# drag washer



## mocean (Feb 2, 2006)

What side of the drag washer do you put the drag grease on? The handle side or the spool side?


----------



## muggs (May 21, 2004)

*Both sides...*

The way I do it is goop up both sides and install top washer and squeeze 'em together and then remove any excess that oozes out.


----------



## wahoo02 (Aug 12, 2005)

The Shimano rep at the boat show told me to take the drag washer out then work grease into it on both sides. This is what I've been doing for 6 years and it seems to work fine.


----------



## stew1tx (Oct 15, 2004)

Both sides and make sure you work dry it off first to remove the old stuff and then work the new grease into it well and leave a little excess on it to provide a surface between the metals... Keeps them from burning up...


----------



## scubaru (Mar 28, 2005)

What kind of grease do you use?


----------



## stew1tx (Oct 15, 2004)

Shimano, of course hehehe...


----------



## scubaru (Mar 28, 2005)

Shimano grease?

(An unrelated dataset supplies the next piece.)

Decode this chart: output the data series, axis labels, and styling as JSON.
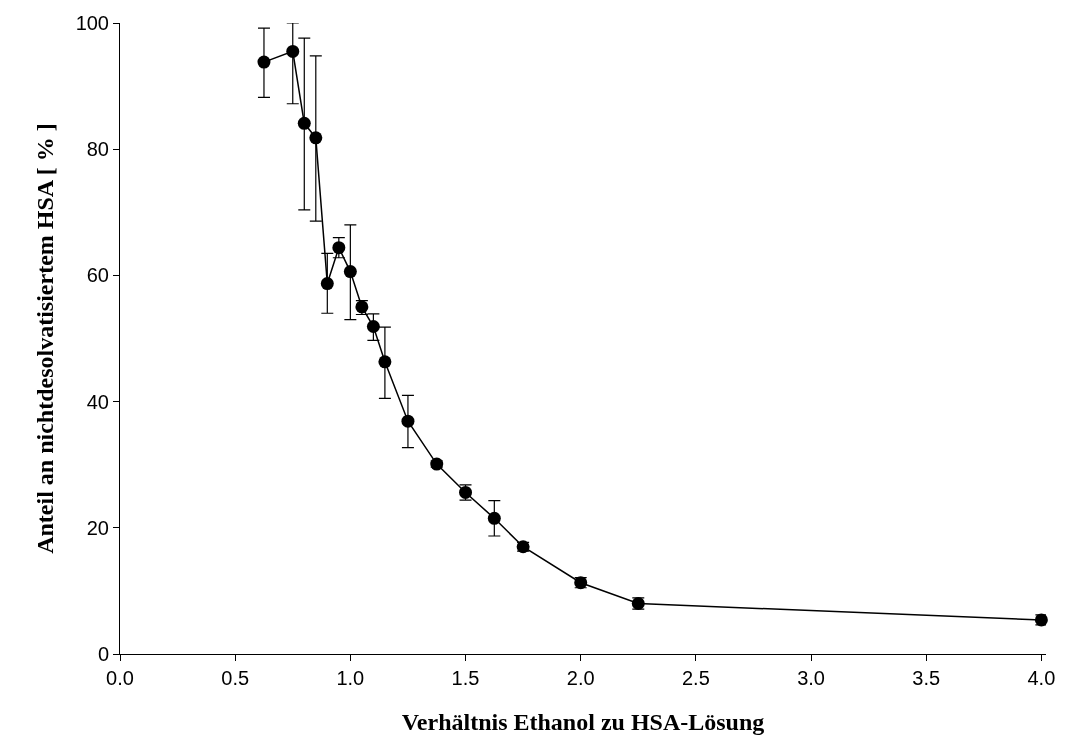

Where from hehehehe?


----------



## Hooked (Oct 15, 2004)

Check with FTU for drag washer grease. They were out when I was there last week. Don't know if Academy, Bass Pro or Gander carries it but check with them if there's one closer to you.


----------



## Bantam1 (Jun 26, 2007)

As some said before you will need to grease both sides of the washer. Depending on which washer you have will determine the technique required to properly grease the washer. 

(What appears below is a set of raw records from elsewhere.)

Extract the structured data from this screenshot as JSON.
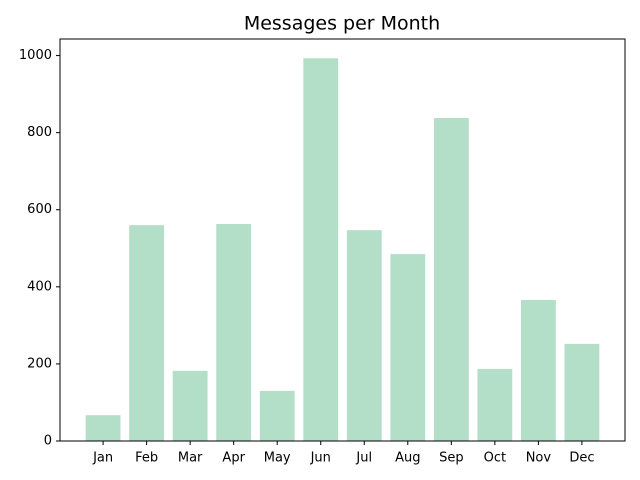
{
  "chart_data": {
    "type": "bar",
    "title": "Messages per Month",
    "categories": [
      "Jan",
      "Feb",
      "Mar",
      "Apr",
      "May",
      "Jun",
      "Jul",
      "Aug",
      "Sep",
      "Oct",
      "Nov",
      "Dec"
    ],
    "values": [
      67,
      560,
      182,
      563,
      130,
      993,
      547,
      485,
      838,
      187,
      366,
      252
    ],
    "color": "#b3dec8",
    "ylim": [
      0,
      1043
    ],
    "yticks": [
      0,
      200,
      400,
      600,
      800,
      1000
    ],
    "grid": false
  }
}
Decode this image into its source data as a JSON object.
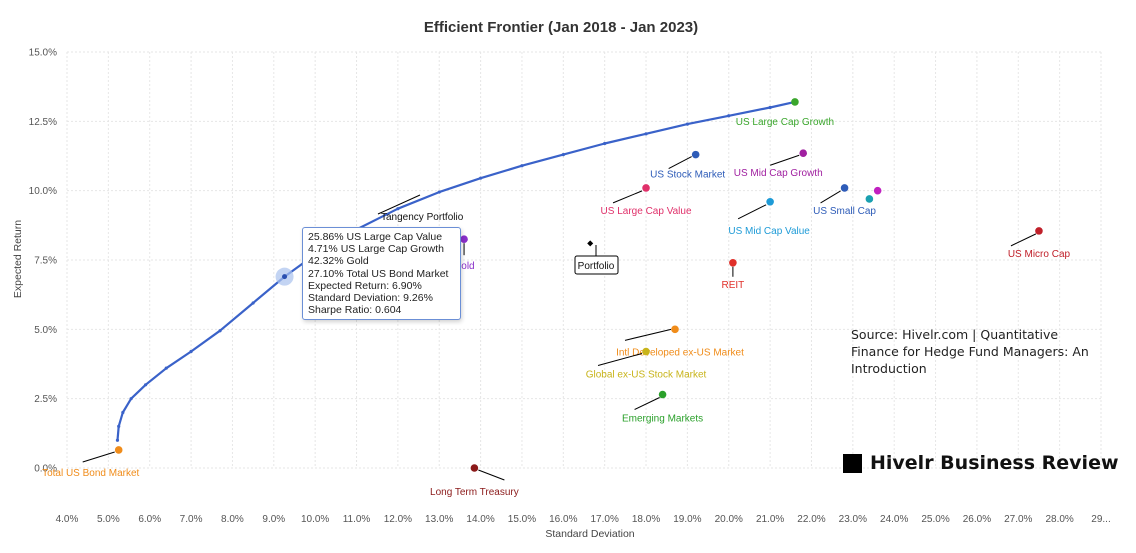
{
  "chart_data": {
    "type": "scatter",
    "title": "Efficient Frontier (Jan 2018 - Jan 2023)",
    "xlabel": "Standard Deviation",
    "ylabel": "Expected Return",
    "xlim": [
      4.0,
      29.0
    ],
    "ylim": [
      0.0,
      15.0
    ],
    "x_ticks": [
      "4.0%",
      "5.0%",
      "6.0%",
      "7.0%",
      "8.0%",
      "9.0%",
      "10.0%",
      "11.0%",
      "12.0%",
      "13.0%",
      "14.0%",
      "15.0%",
      "16.0%",
      "17.0%",
      "18.0%",
      "19.0%",
      "20.0%",
      "21.0%",
      "22.0%",
      "23.0%",
      "24.0%",
      "25.0%",
      "26.0%",
      "27.0%",
      "28.0%",
      "29..."
    ],
    "y_ticks": [
      "0.0%",
      "2.5%",
      "5.0%",
      "7.5%",
      "10.0%",
      "12.5%",
      "15.0%"
    ],
    "grid": true,
    "frontier": {
      "color": "#3a62c9",
      "x": [
        5.22,
        5.25,
        5.35,
        5.55,
        5.9,
        6.4,
        7.0,
        7.7,
        8.5,
        9.26,
        10.0,
        11.0,
        12.0,
        13.0,
        14.0,
        15.0,
        16.0,
        17.0,
        18.0,
        19.0,
        20.0,
        21.0,
        21.6
      ],
      "y": [
        1.0,
        1.5,
        2.0,
        2.5,
        3.0,
        3.6,
        4.2,
        4.95,
        5.95,
        6.9,
        7.7,
        8.6,
        9.35,
        9.95,
        10.45,
        10.9,
        11.3,
        11.7,
        12.05,
        12.4,
        12.7,
        13.0,
        13.2
      ]
    },
    "assets": [
      {
        "name": "US Large Cap Growth",
        "x": 21.6,
        "y": 13.2,
        "color": "#3aa62c"
      },
      {
        "name": "US Stock Market",
        "x": 19.2,
        "y": 11.3,
        "color": "#2e5cb8"
      },
      {
        "name": "US Mid Cap Growth",
        "x": 21.8,
        "y": 11.35,
        "color": "#a020a0"
      },
      {
        "name": "US Large Cap Value",
        "x": 18.0,
        "y": 10.1,
        "color": "#e0306a"
      },
      {
        "name": "US Small Cap",
        "x": 22.8,
        "y": 10.1,
        "color": "#2e5cb8"
      },
      {
        "name": "US Mid Cap Value",
        "x": 21.0,
        "y": 9.6,
        "color": "#1e9bd7"
      },
      {
        "name": "Gold",
        "x": 13.6,
        "y": 8.25,
        "color": "#8a2fc9"
      },
      {
        "name": "REIT",
        "x": 20.1,
        "y": 7.4,
        "color": "#e0302a"
      },
      {
        "name": "US Micro Cap",
        "x": 27.5,
        "y": 8.55,
        "color": "#c0202a"
      },
      {
        "name": "Intl Developed ex-US Market",
        "x": 18.7,
        "y": 5.0,
        "color": "#f08c1a"
      },
      {
        "name": "Global ex-US Stock Market",
        "x": 18.0,
        "y": 4.2,
        "color": "#c8b41a"
      },
      {
        "name": "Emerging Markets",
        "x": 18.4,
        "y": 2.65,
        "color": "#2aa02a"
      },
      {
        "name": "Total US Bond Market",
        "x": 5.25,
        "y": 0.65,
        "color": "#f08c1a"
      },
      {
        "name": "Long Term Treasury",
        "x": 13.85,
        "y": 0.0,
        "color": "#8b1a1a"
      }
    ],
    "unlabeled_assets": [
      {
        "x": 23.4,
        "y": 9.7,
        "color": "#1aa0b0"
      },
      {
        "x": 23.6,
        "y": 10.0,
        "color": "#c020c0"
      }
    ],
    "annotations": {
      "tangency_label": "Tangency Portfolio",
      "portfolio_label": "Portfolio",
      "portfolio_point": {
        "x": 16.65,
        "y": 8.1
      },
      "highlight_point": {
        "x": 9.26,
        "y": 6.9
      }
    },
    "tooltip": [
      "25.86% US Large Cap Value",
      "4.71% US Large Cap Growth",
      "42.32% Gold",
      "27.10% Total US Bond Market",
      "Expected Return: 6.90%",
      "Standard Deviation: 9.26%",
      "Sharpe Ratio: 0.604"
    ]
  },
  "source_note": "Source: Hivelr.com | Quantitative Finance for Hedge Fund Managers: An Introduction",
  "brand": "Hivelr Business Review"
}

If you cannot find the grease locally then please call 877-577-0600 to order our drag grease.


----------



## MattK (Feb 9, 2006)

Academy has it.


----------



## mocean (Feb 2, 2006)

thanks fellas, pulls like buttah.


----------



## Stumpgrinder (Feb 18, 2006)

I change the fiber drag washers in all my curados about once a year. dont know if its neccesary but what the heck, they're cheap and as long as I'm there I change em out.


----------